How To Measure the Specific Gravity of a Battery?

A fully charged battery is a helpful and prominent helper for your car. In this article, I will discuss how to Measure the Specific Gravity of a Battery?

Measure the Specific Gravity of a Battery
Measuring the Specific Gravity with Hydrometer


Measure the Specific Gravity of a Battery

The specific gravity is the most critical parameter, that needs to be checked and maintained for the good health of the battery. The measuring unit is the density of electrolytes present in the battery compared to the density of water. 
When the battery is fully charged the specific gravity will be at a higher point and when the battery is discharged the specific gravity will fall down. To measure the specific gravity of a battery the Hydrometer is used. 
A Hydrometer is a simple device that works on the principle of buoyancy. As the density of the electrolyte changes with the state of charge, the hydrometer float will further sink deeper or rise higher. Thus it indicates the specific gravity. First, we need to know what is specific gravity and how the hydrometer measures it?

What is Specific Gravity?

The electrolyte in a fully charged battery is usually 1.23 times as heavy as an equal volume of pure water when both liquids are at the same temperature. The battery electrolyte would, therefore be described as having a specific gravity of 1.230 meaning that its weight is 1.230 times the weight of pure water. 
When the battery discharges the Sulphuric acid in the electrolyte combines with the plates and the remaining electrolyte becomes lighter in weight. By determining the relative weight of the electrolyte we can tell how much acid has combined with the plates and, therefore, estimate how much electrical energy is still left in the battery. However the actual weighting of the electrolyte would be inconvenient, so an instrument called the Hydrometer is used. 

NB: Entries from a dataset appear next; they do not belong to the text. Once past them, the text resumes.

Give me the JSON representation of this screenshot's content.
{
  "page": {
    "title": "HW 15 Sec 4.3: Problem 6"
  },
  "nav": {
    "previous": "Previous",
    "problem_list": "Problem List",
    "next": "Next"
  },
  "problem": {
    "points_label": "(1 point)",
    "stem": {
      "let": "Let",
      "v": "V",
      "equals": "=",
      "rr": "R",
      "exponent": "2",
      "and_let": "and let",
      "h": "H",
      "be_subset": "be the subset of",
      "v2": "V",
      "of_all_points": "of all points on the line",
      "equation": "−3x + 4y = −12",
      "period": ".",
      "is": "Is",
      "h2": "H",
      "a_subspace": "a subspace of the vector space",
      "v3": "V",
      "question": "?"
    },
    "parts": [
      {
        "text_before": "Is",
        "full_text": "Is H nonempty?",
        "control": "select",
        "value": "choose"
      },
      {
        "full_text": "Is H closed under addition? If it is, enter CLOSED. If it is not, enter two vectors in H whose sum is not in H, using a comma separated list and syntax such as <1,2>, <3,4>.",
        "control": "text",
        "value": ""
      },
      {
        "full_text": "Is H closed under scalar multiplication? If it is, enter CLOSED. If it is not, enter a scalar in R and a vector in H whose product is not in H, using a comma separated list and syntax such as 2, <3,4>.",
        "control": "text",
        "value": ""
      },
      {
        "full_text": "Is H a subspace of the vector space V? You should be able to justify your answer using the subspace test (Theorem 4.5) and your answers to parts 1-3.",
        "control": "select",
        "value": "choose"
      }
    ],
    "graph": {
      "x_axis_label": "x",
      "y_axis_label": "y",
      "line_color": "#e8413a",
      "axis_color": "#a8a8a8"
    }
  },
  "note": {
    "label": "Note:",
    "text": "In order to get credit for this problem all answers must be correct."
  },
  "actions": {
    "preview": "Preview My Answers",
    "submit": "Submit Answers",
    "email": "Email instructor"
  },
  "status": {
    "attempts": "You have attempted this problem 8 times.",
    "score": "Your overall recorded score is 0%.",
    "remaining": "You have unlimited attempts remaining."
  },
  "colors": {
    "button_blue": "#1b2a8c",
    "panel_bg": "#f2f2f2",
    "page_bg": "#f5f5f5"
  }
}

Temperature Effect on Specific Gravity

The specific gravity of the electrolytes carries with temperature. It decreases with the increase in temperature. Thus, the specific gravity is always mentioned in the specific standard temperature, which is usually 15 degrees Celsius. If the reading is taken at a different temperature, it is correct for 15 degrees Celsius. Usually, 18 points are added for every 25^0 C excesses of temperature above 15^0 C, and the same number is subtracted for every 25^0C reduction of temperature below 15^0C.
For example, if the specific gravity at 40^0C is 1.230, the corrected reading at 15^0C would be-
Temperatures effect on Specific Gravity

The freezing point of the electrolyte is affected by its specific gravity. It decreases with the increase of specific gravity. For a fully charged battery, the freezing point of electrolyte is much lower as compared with a completely discharged battery. 

How the Hydrometer Measure the Specific Gravity?

It consists of a glass barrel and bulb syringe for sucking up a sample of the electrolyte to float an enclosed glass hydrometer calibrated to read in terms of specific gravity. The depth to which the float sinks in the liquid indicates the relative weight of the liquid compared to water and gives us a measure of the specific gravity of the liquid. 
The hydrometer floats low in the liquid if the specific gravity is low and it floats high in the liquid if the specific gravity is high. The float is made of glass and is equipped with a paper scale built inside the hydrometer with marks on it which must be read on a level even with the liquid surface and this reading indicates the specific gravity of the liquid. 

Hydrometer Readings

Hydrometer Readings


The correct method for reading the hydrometer is shown in Fig. The eye should be on a level with the surface of the liquid in the hydrometer barrel. She discharged the curvature of the liquid where the surface rises against the float stem and the barrel due to the surface tension. Keep the float vertical.
Hydrometer readings should never be taken immediately after water has been added. The water should be thoroughly mixed with the underlying electrolyte by charging before hydrometer values are reliable. In reading a hydrometer, the barrel must be held vertically, and just the right amount of acid be drawn up into the barrel with the bulb fully expanded to lift the float freely so that it touches neither the side nor the top-notch bottom stoppers of the barrel.

Ending This Up With

The hydrometer barrel and float systems must be kept clean with soap and water, so that the float will not stick to the sides. The float must be inspected occasionally for cracks that would allow acid to enter the airtight float and make any reading with it unreliable. If the paper scale inside the float is wet, it is an indication that the float leaks, and should not be used.